In 2020, the market witnessed a significant drop in the investment return of Renaissance Technologies, a legendary hedge fund known for adopting machine learning in its investment process.5 In a letter to its clients, Renaissance admitted that their models are trained on historical data, so the results were not surprising considering that 2020 was unusual year. Adam Taback, chief investment officer of Wells Fargo Private Wealth Management, also notes that quantitative models might have difficulty capturing useful information when markets are volatile.

These examples highlight the importance of human judgment and experience in overcoming the limitations of machine learning in the investment process. Human knowledge can be useful to determine whether patterns detected by machines reflect overfitting due to noise or reflect a sensible and sustainable relationship. Humans may also make better forward-looking logical judgments or predictions with a small amount of historical data. By better isolating information from noise and taking a forward-looking approach, human intelligence is still of paramount importance in making sound investment decisions.

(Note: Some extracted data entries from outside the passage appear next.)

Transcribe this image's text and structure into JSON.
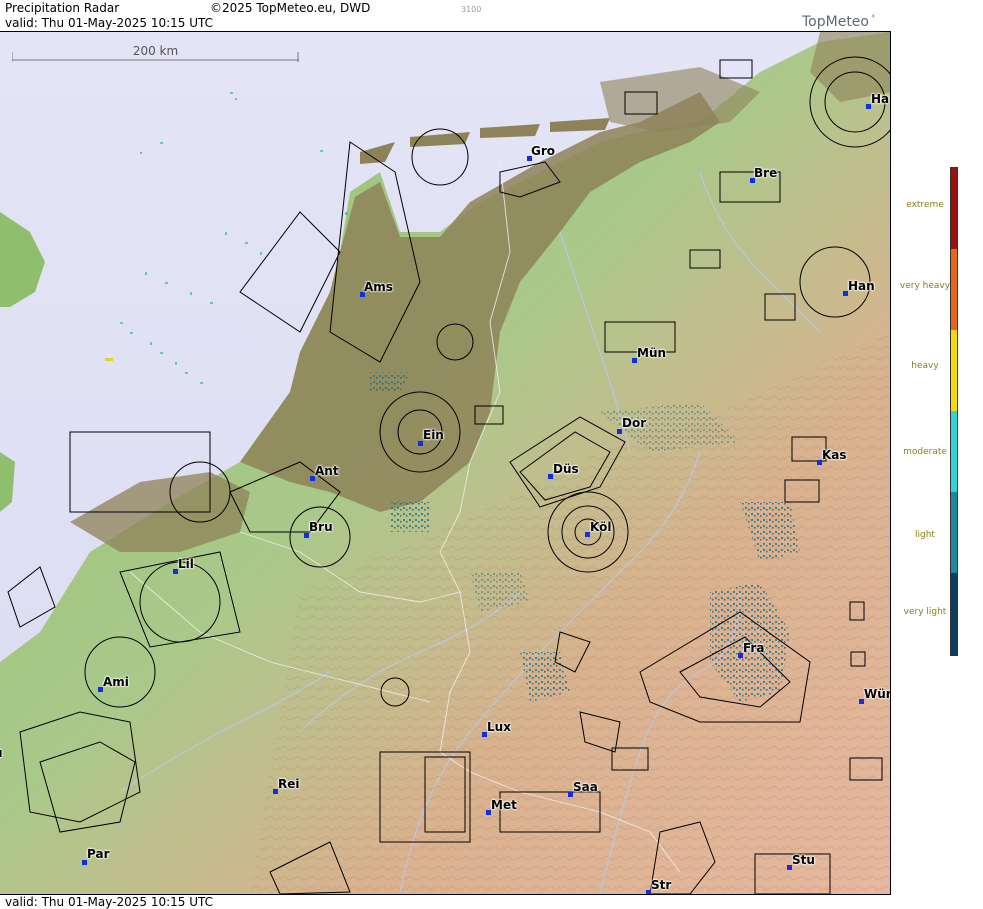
{
  "header": {
    "title": "Precipitation Radar",
    "copyright": "©2025 TopMeteo.eu, DWD",
    "valid": "valid:  Thu  01-May-2025 10:15 UTC",
    "code": "3100",
    "logo": "TopMeteo"
  },
  "footer": {
    "valid": "valid:  Thu  01-May-2025 10:15 UTC"
  },
  "scale_bar": {
    "label": "200 km"
  },
  "legend": {
    "items": [
      {
        "label": "extreme",
        "color": "#9e1010"
      },
      {
        "label": "very heavy",
        "color": "#e8661c"
      },
      {
        "label": "heavy",
        "color": "#f5d80e"
      },
      {
        "label": "moderate",
        "color": "#2fd4d4"
      },
      {
        "label": "light",
        "color": "#1c8a9c"
      },
      {
        "label": "very light",
        "color": "#0f3f5e"
      }
    ]
  },
  "cities": [
    {
      "name": "Gro"
    },
    {
      "name": "Bre"
    },
    {
      "name": "Ha"
    },
    {
      "name": "Ams"
    },
    {
      "name": "Han"
    },
    {
      "name": "Mün"
    },
    {
      "name": "Dor"
    },
    {
      "name": "Ein"
    },
    {
      "name": "Kas"
    },
    {
      "name": "Ant"
    },
    {
      "name": "Düs"
    },
    {
      "name": "Bru"
    },
    {
      "name": "Köl"
    },
    {
      "name": "Lil"
    },
    {
      "name": "Fra"
    },
    {
      "name": "Ami"
    },
    {
      "name": "Wür"
    },
    {
      "name": "Lux"
    },
    {
      "name": "Rei"
    },
    {
      "name": "Saa"
    },
    {
      "name": "Met"
    },
    {
      "name": "Par"
    },
    {
      "name": "Stu"
    },
    {
      "name": "Str"
    },
    {
      "name": "u"
    }
  ]
}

Thus, at least in the foreseeable future, humans are unlikely to be completely replaced by machines in the investment industries. Both humans and machines have their own parts to play in the game. The best approach would be man+machine. As Paul Tudor Jones, a renowned billionaire hedge fund manager said, “No man is better than a machine, and no machine is better than a man with a machine.”6

The aforementioned study on earnings forecasts demonstrates the promise of this approach. The authors find that machine learning forecasts compete well against, and most of the time outperform, the collective wisdom of financial analysts from thousands of contributing brokerage firms. More importantly, the simple approach of combining machine learning and analysts’ forecasts outperforms both individually. The combined forecasts are more accurate than analysts’ consensus forecasts in 29, 31, and 32 years out of the total 33 years testing period for one, two and three years ahead forecasts respectively, indicating that human analysts can substantially improve their performance by incorporating the insights from machine learning models.

The simple approach of combining machine learning and analysts’ forecasts outperforms both individually

1. Travis Dyer, Mark Lang, Lorien Stice-Lawrence, 2017, The evolution of 10-K textual disclosure: Evidence from Latent Dirichlet Allocation, Journal of Accounting and Economics, 64(2–3): 221-245.
2. Haifeng You, Xiao-Jun Zhang, 2009, Financial reporting complexity and investor underreaction to 10-K information, Review of Accounting Studies 14: 559-586
3. Kai Cao, Haifeng You, 2021, Fundamental analysis via machine learning:
4. Steven J. Monahan, 2018, Financial statement analysis and earnings forecasting. Foundations and Trends® in Accounting 12 (2), 105-215.